Phoenix man succeeds in unusual effort to find sword's owner

Carolyn Carver
The Arizona Republic
Apr. 12, 2007 12:00 AM
Takashi Uchimi remembers the day his father's sword came home from the war without his father.

The elder Uchimi left home when his son was just 4 to work as a civilian supplier in support of the Japanese war effort during World War II. Kiyoo Uchimi contracted tuberculosis in the Philippines and died there.

Now 69, Uchimi also remembers the day his grandfather handed over the sword to American occupation forces, who were under orders to confiscate all weapons from the populace.

The memories of those two days lay buried for more than half a century until Uchimi received a phone call last month.

Half a world away, a translator on the other end of the line told him she was working on behalf of a Phoenix man seeking to return the sword to its rightful owner.

The man was Ted Evertsen, 59, who inherited the sword from his father, Eugene, who had served on the staff of Gen. Douglas MacArthur at his headquarters in Tokyo at the end of the war.

Evertsen, a special agent with the state Attorney General's Office, said he doesn't believe his father would have taken the sword as a souvenir, noting that he had a great love for the Japanese people.

"Knowing my father's personality and integrity, he may have acquired the sword with the intent of returning it himself while he was still in Japan," Evertsen said.

For whatever reason, that didn't happen.

Evertsen said he can remember as a child seeing the sword, tucked away in the back of his father's closet.

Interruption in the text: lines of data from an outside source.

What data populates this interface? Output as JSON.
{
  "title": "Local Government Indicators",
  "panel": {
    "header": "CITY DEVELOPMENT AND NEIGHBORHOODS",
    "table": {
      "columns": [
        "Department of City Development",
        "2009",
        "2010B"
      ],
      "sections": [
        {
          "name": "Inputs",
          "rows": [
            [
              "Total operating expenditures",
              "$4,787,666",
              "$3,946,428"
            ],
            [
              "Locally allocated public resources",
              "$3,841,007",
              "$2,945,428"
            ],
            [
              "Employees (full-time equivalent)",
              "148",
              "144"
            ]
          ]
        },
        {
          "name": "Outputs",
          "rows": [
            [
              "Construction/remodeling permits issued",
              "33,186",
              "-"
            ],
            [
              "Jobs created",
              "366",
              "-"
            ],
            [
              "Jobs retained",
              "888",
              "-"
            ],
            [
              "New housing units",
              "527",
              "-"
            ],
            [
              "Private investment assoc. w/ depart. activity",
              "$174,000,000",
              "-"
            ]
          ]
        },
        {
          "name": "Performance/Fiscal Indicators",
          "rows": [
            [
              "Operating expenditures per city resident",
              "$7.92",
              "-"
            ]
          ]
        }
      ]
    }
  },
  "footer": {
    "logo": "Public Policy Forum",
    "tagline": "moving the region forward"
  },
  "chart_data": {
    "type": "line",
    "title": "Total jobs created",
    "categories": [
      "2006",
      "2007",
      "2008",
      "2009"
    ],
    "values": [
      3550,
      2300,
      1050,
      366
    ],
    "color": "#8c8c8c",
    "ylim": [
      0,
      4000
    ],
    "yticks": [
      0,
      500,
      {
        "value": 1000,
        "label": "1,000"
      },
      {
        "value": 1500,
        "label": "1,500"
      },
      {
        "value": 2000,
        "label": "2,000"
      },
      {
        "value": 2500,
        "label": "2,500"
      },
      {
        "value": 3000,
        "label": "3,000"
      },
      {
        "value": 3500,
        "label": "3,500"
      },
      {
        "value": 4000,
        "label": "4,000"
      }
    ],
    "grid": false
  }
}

It was "just sitting there," he said.

After his father died about two years ago, the sword sat in Evertsen's closet until earlier this year when he decided to try to find the rightful owner.

Evertsen enlisted the aid of his secretary, Michi Nelson, who speaks Japanese. She took pictures of the sword and its inscriptions before sending the photos off to her father in Japan.

Nelson's father was able to research the name written on a piece of linen attached to the sword and eventually found Uchimi in Miyagi-ken, Japan.

"I'm very happy to receive the sword," Uchimi said through a translator this week. "I don't remember my father very well, but it's kind of like my memory."

Uchimi said that many Japanese families in the days after the war dug shallow graves for their swords instead of turning them over to the Amer! icans. H e added that many of the buried swords were lost because they were rusted or decayed from the soil.

"The family wanted to keep the sword and hide it somewhere so they wouldn't be able to take it," he said about the efforts of other Japanese families.

His grandfather, however, decided to hand over the weapon, but first he wrote his name onto the piece of linen and tied it tight to the sword.

"He followed the rules and did what he was supposed to," Evertsen said. "He ought to have it returned without a doubt."

Uchimi said, "I was very sad when I lost the sword, but now I feel like it was better to send it because it's still in good condition now."

Uchimi thanked both Evertsen and his father for keeping the sword and protecting its fragile condition.

The only complication now is how to return the sword to Japan. Evertsen doesn't want to risk shipping it or checking it on an airplane.

And Transportation Safety Administration officials said there is no way they would let anyone carry a sword onboard a plane.

Uchimi said he will contact his local police, get a permit for the sword and figure out how to take possession of it.

"I will do whatever I can," Uchimi said.

Uchimi said that once the sword is returned to his family he will hang it on his wall and pass it on to his only son.


----------